At the end of the day, standards for fictional characters are different than the standards for people in real life. On TV and film, being cool and competent will get you far more sympathy from the audience than being good. It's why everyone still rooted for the family in "Parasite" even as they got multiple working-class people fired early in the movie. Meanwhile, things like being whiny or self-righteous — relatively harmless crimes in the grand scheme of things — can alienate audiences. It's why the most commonly hated characters on "The Sopranos" are not the murderers, but Tony's kids who complain a lot.

It's also why so many viewers don't like Alicent, who masks her thirst for power under a holier-than-thou attitude. Objectively, Daemon's a worse person, but at least Daemon's upfront about how terrible he is, which makes it fun to notice all the little moments where he shows real kindness. 

It's okay to root for Alicent too

But as much as Twitter likes to assign morality to your opinions on film and TV, you don't have to get defensive or feel any guilt if you still support Alicent either. She's another character who's trapped in a precarious social position, who's simply handling it in a different (arguably less healthy but perhaps more relatable) way than her childhood friend Rhaenyra. 

Yes, she's become increasingly reminiscent of Cersei Lannister, but Cersei had plenty of her own fans as well. What made the Cersei fans fun was the way they ironically embraced girlboss rhetoric when cheering her on. Most of them weren't seriously defending Cersei's many, many crimes. They just reveled in how delightfully petty Cersei's brand of evil was. It's the same attitude I see when it comes to Daemon Targaryen. Daemon's fans are a lot more fun when they're joking around how much he annoys his brother; they're less fun when they try to sincerely justify him murdering his first wife. 
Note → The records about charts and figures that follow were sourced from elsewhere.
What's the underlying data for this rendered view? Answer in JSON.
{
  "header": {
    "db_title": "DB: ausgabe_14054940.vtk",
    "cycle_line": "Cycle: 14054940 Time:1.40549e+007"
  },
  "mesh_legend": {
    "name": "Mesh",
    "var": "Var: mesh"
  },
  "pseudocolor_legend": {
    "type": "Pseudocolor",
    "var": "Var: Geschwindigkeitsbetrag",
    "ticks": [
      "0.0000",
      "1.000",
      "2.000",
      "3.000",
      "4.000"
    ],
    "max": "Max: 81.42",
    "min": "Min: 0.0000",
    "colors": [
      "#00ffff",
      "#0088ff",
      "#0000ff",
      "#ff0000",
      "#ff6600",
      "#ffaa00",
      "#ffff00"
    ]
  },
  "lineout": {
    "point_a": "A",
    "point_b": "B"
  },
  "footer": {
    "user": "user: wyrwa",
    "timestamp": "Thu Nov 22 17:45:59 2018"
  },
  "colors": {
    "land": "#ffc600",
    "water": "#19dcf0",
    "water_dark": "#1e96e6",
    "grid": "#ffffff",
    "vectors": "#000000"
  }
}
The whole appeal of "House of the Dragon," as well as what made "Game of Thrones" such a standout in its early seasons, is how expertly the show makes any sort of modern understanding of morality irrelevant. It's a show where everyone has an understandable reason for what they do, not a justifiable one. This is fundamentally a world with different values and rules than our own; this might make it uncomfortable to watch at times, but it's also what makes it so interesting. 

There's nothing at all wrong with rooting for any of these characters, of choosing Team Black or Team Green. But whatever side you pick, just make sure to leave any moral posturing at the door.